Sunday 6 September 2020

A few migrants

Yesterday was a good day on the patch. I did not have a chance to write about it as I birded for as long as I could before I had to go out for lunch, and when I got back I was several sheets to the wind and no good for anything. This morning however I am refreshed, enlivened by a few more unidentified Finches, and raring to go. 

Collectively there were 4 Whinchat, 3-4 Redstart, 6 Wheatear, 3 Spotted Flycatchers, lots of Willowchiffs and the continuing Common Sandpiper. I saw most of these, and also scored a heard only Greenshank - more on that a bit later. I've said it before and I'll say it again - we punch above our weight during the migration seasons, especially in autumn. That would be a decent haul on the coast these days, but this is a few thousand square metres in London. And most of the birds were concentrated within about a hundred square metres, the area of brooms and hawthorn immediately to the east of Centre Road. Sometimes the concentration went further still, with many of the birds in the same bush - one small hawthorn might have two Redstart down the bottom, a Wheatear on the top, and some Whitethroats bouncing around the edges.
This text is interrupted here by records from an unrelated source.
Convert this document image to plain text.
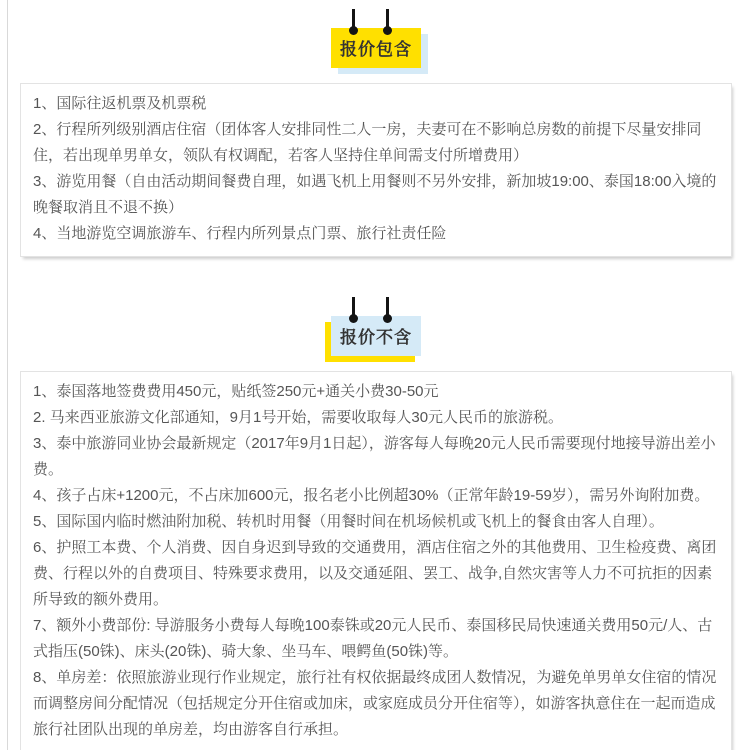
报价包含

1、国际往返机票及机票税

2、行程所列级别酒店住宿（团体客人安排同性二人一房，夫妻可在不影响总房数的前提下尽量安排同住，若出现单男单女，领队有权调配，若客人坚持住单间需支付所增费用）

3、游览用餐（自由活动期间餐费自理，如遇飞机上用餐则不另外安排，新加坡19:00、泰国18:00入境的晚餐取消且不退不换）

4、当地游览空调旅游车、行程内所列景点门票、旅行社责任险

报价不含

1、泰国落地签费费用450元，贴纸签250元+通关小费30-50元

2. 马来西亚旅游文化部通知，9月1号开始，需要收取每人30元人民币的旅游税。

3、泰中旅游同业协会最新规定（2017年9月1日起），游客每人每晚20元人民币需要现付地接导游出差小费。

4、孩子占床+1200元，不占床加600元，报名老小比例超30%（正常年龄19-59岁），需另外询附加费。

5、国际国内临时燃油附加税、转机时用餐（用餐时间在机场候机或飞机上的餐食由客人自理）。

6、护照工本费、个人消费、因自身迟到导致的交通费用，酒店住宿之外的其他费用、卫生检疫费、离团费、行程以外的自费项目、特殊要求费用，以及交通延阻、罢工、战争,自然灾害等人力不可抗拒的因素所导致的额外费用。

7、额外小费部份: 导游服务小费每人每晚100泰铢或20元人民币、泰国移民局快速通关费用50元/人、古式指压(50铢)、床头(20铢)、骑大象、坐马车、喂鳄鱼(50铢)等。

8、单房差：依照旅游业现行作业规定，旅行社有权依据最终成团人数情况，为避免单男单女住宿的情况而调整房间分配情况（包括规定分开住宿或加床，或家庭成员分开住宿等），如游客执意住在一起而造成旅行社团队出现的单房差，均由游客自行承担。
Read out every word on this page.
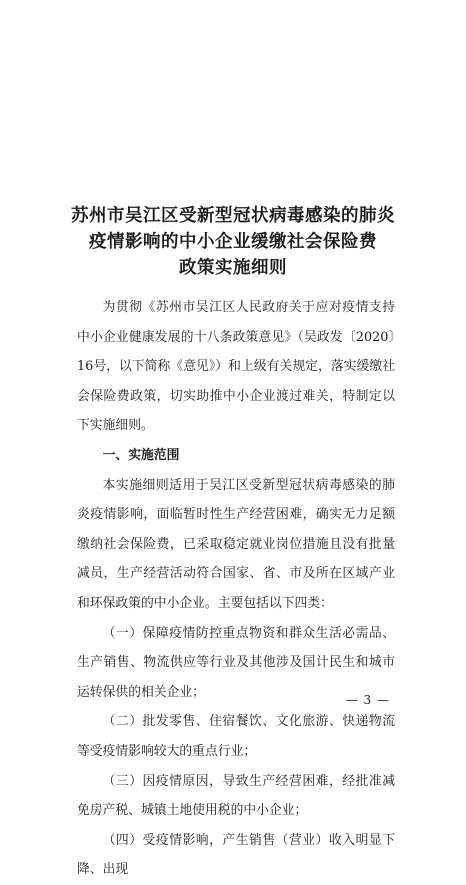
苏州市吴江区受新型冠状病毒感染的肺炎
疫情影响的中小企业缓缴社会保险费
政策实施细则

为贯彻《苏州市吴江区人民政府关于应对疫情支持中小企业健康发展的十八条政策意见》（吴政发〔2020〕16号，以下简称《意见》）和上级有关规定，落实缓缴社会保险费政策，切实助推中小企业渡过难关，特制定以下实施细则。

一、实施范围

本实施细则适用于吴江区受新型冠状病毒感染的肺炎疫情影响，面临暂时性生产经营困难，确实无力足额缴纳社会保险费，已采取稳定就业岗位措施且没有批量减员，生产经营活动符合国家、省、市及所在区域产业和环保政策的中小企业。主要包括以下四类：

（一）保障疫情防控重点物资和群众生活必需品、生产销售、物流供应等行业及其他涉及国计民生和城市运转保供的相关企业；

（二）批发零售、住宿餐饮、文化旅游、快递物流等受疫情影响较大的重点行业；

（三）因疫情原因，导致生产经营困难，经批准减免房产税、城镇土地使用税的中小企业；

（四）受疫情影响，产生销售（营业）收入明显下降、出现

— 3 —
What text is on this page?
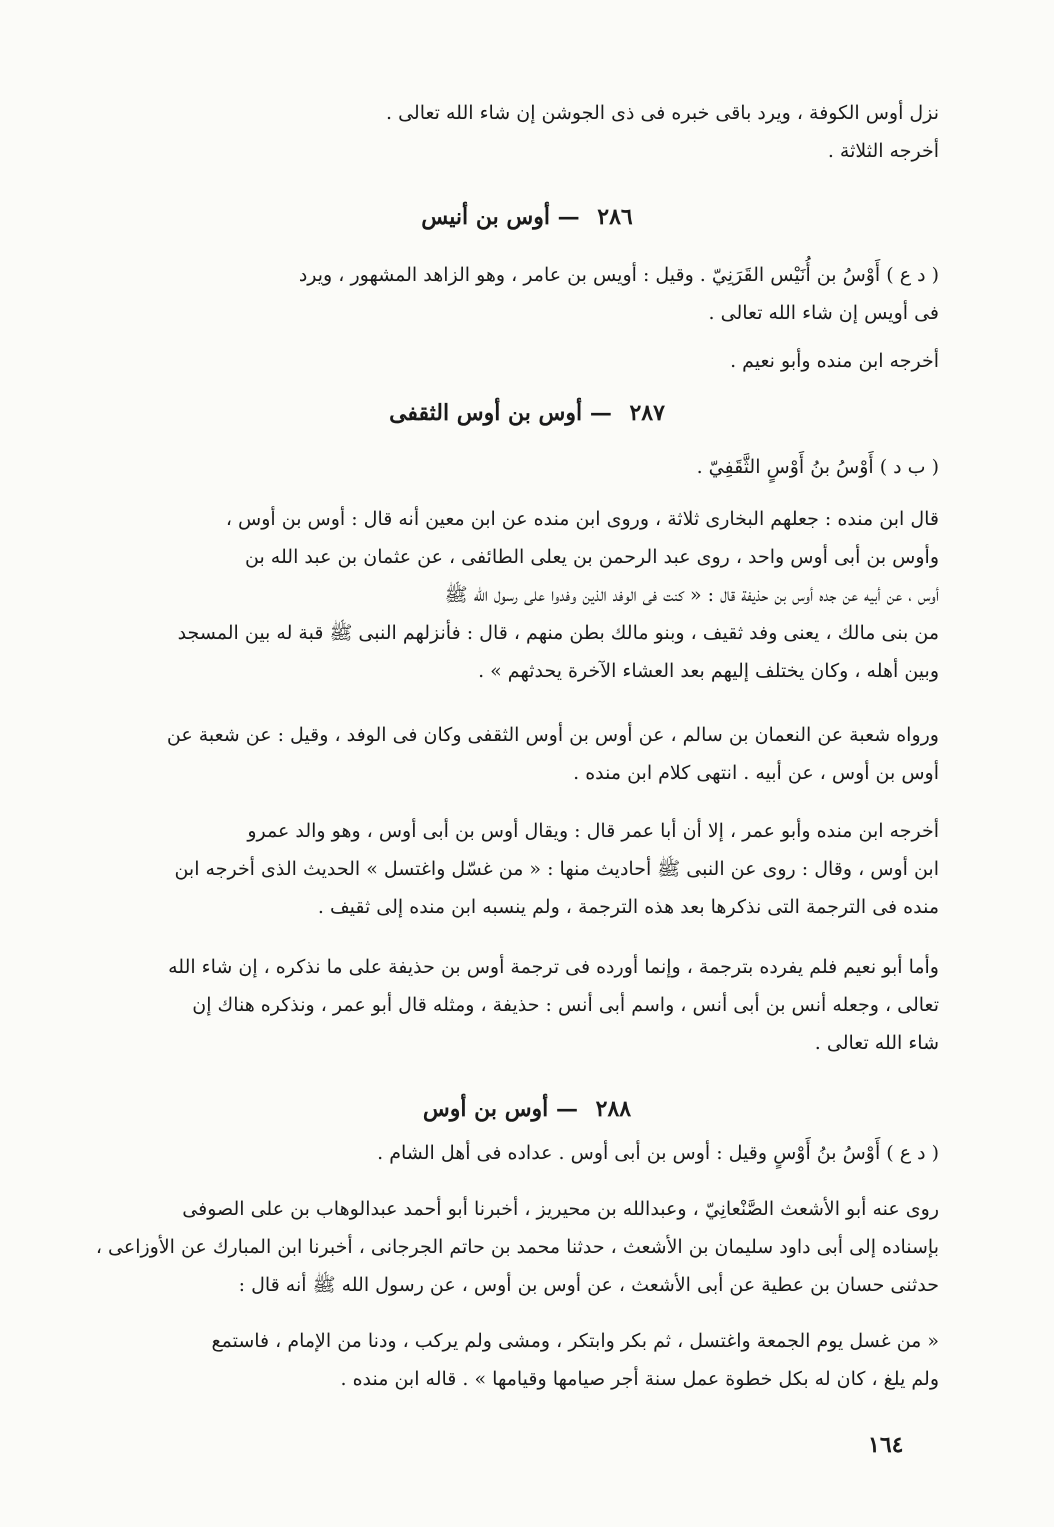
نزل أوس الكوفة ، ويرد باقى خبره فى ذى الجوشن إن شاء الله تعالى .
أخرجه الثلاثة .
٢٨٦ — أوس بن أنيس
( د ع ) أَوْسُ بن أُنَيْس القَرَنِيّ . وقيل : أويس بن عامر ، وهو الزاهد المشهور ، ويرد
فى أويس إن شاء الله تعالى .
أخرجه ابن منده وأبو نعيم .
٢٨٧ — أوس بن أوس الثقفى
( ب د ) أَوْسُ بنُ أَوْسٍ الثَّقَفِيّ .
قال ابن منده : جعلهم البخارى ثلاثة ، وروى ابن منده عن ابن معين أنه قال : أوس بن أوس ،
وأوس بن أبى أوس واحد ، روى عبد الرحمن بن يعلى الطائفى ، عن عثمان بن عبد الله بن
أوس ، عن أبيه عن جده أوس بن حذيفة قال : « كنت فى الوفد الذين وفدوا على رسول الله ﷺ
من بنى مالك ، يعنى وفد ثقيف ، وبنو مالك بطن منهم ، قال : فأنزلهم النبى ﷺ قبة له بين المسجد
وبين أهله ، وكان يختلف إليهم بعد العشاء الآخرة يحدثهم » .
ورواه شعبة عن النعمان بن سالم ، عن أوس بن أوس الثقفى وكان فى الوفد ، وقيل : عن شعبة عن
أوس بن أوس ، عن أبيه . انتهى كلام ابن منده .
أخرجه ابن منده وأبو عمر ، إلا أن أبا عمر قال : ويقال أوس بن أبى أوس ، وهو والد عمرو
ابن أوس ، وقال : روى عن النبى ﷺ أحاديث منها : « من غسّل واغتسل » الحديث الذى أخرجه ابن
منده فى الترجمة التى نذكرها بعد هذه الترجمة ، ولم ينسبه ابن منده إلى ثقيف .
وأما أبو نعيم فلم يفرده بترجمة ، وإنما أورده فى ترجمة أوس بن حذيفة على ما نذكره ، إن شاء الله
تعالى ، وجعله أنس بن أبى أنس ، واسم أبى أنس : حذيفة ، ومثله قال أبو عمر ، ونذكره هناك إن
شاء الله تعالى .
٢٨٨ — أوس بن أوس
( د ع ) أَوْسُ بنُ أَوْسٍ وقيل : أوس بن أبى أوس . عداده فى أهل الشام .
روى عنه أبو الأشعث الصَّنْعانِيّ ، وعبدالله بن محيريز ، أخبرنا أبو أحمد عبدالوهاب بن على الصوفى
بإسناده إلى أبى داود سليمان بن الأشعث ، حدثنا محمد بن حاتم الجرجانى ، أخبرنا ابن المبارك عن الأوزاعى ،
حدثنى حسان بن عطية عن أبى الأشعث ، عن أوس بن أوس ، عن رسول الله ﷺ أنه قال :
« من غسل يوم الجمعة واغتسل ، ثم بكر وابتكر ، ومشى ولم يركب ، ودنا من الإمام ، فاستمع
ولم يلغ ، كان له بكل خطوة عمل سنة أجر صيامها وقيامها » . قاله ابن منده .
١٦٤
More than once I saw a Whinchat and a Whitethroat share the same delicate stem as they followed each other around. Here are some photos.

My favourite photo of the morning was of one of the Redstarts. I could hear it calling softly from the sunny side of a bush, and so I crept round slowly, managing a few shots before it ducked back inside. I am not sure whether I prefer the full frame version or the tighter crop, so here are both.

The Greenshank very nearly didn't make it. I heard the classic tyew-tyew-tyew call from towards the Park, and of course that was it. No repeat call, and no Greenshank crossing the horizon. Bearing in mind what I wrote about caution earlier this week I had not even put it on my list, but meeting up with Tony a little later on I happened to mention I thought I had heard a Greenshank, but only once and so was binning it. I was fully expecting him to nod in sympathy, but actually what happened is that slightly astonished he too said he had heard a Greenshank, also only once, and hadn't planned on mentioning it as like me he had been going to leave it as just one more bird that got away. As you can imagine that changed things for both of us - independent and unexpected corroboration very strongly suggested we couldn't both have been wrong about what we had heard. We agreed to be less hesitant and bashful about pinging out news to the local group for things like this going forward, as had I not mentioned it in passing this would record would have fallen through the cracks. Sadly I didn't have my mp3 player going as I have yet to work out a way of getting a recording when out and about that isn't 100% peripheral noise, but this would have been an ideal point to have had a recording. Luckily I had another pair of ears instead.


  1. Can you not just stick your recorder in a shirt pocket? I've seen this done and it picked up not one but two Yellow-brow calls that we missed whilst chatting. Or any type of breast/chest pocket on a non-rustle top, for that matter (appreciate you may look slightly nuts if wearing a shirt over your coat in the dead of winter...)

    1. That was my last attempt and it was fine when stationary but beyond useless if I moved. I think I need to take the shotgun mic out to separate the pickup area from me.

    2. Ok, just try not to get tasered or taken down by a police marksman in the process.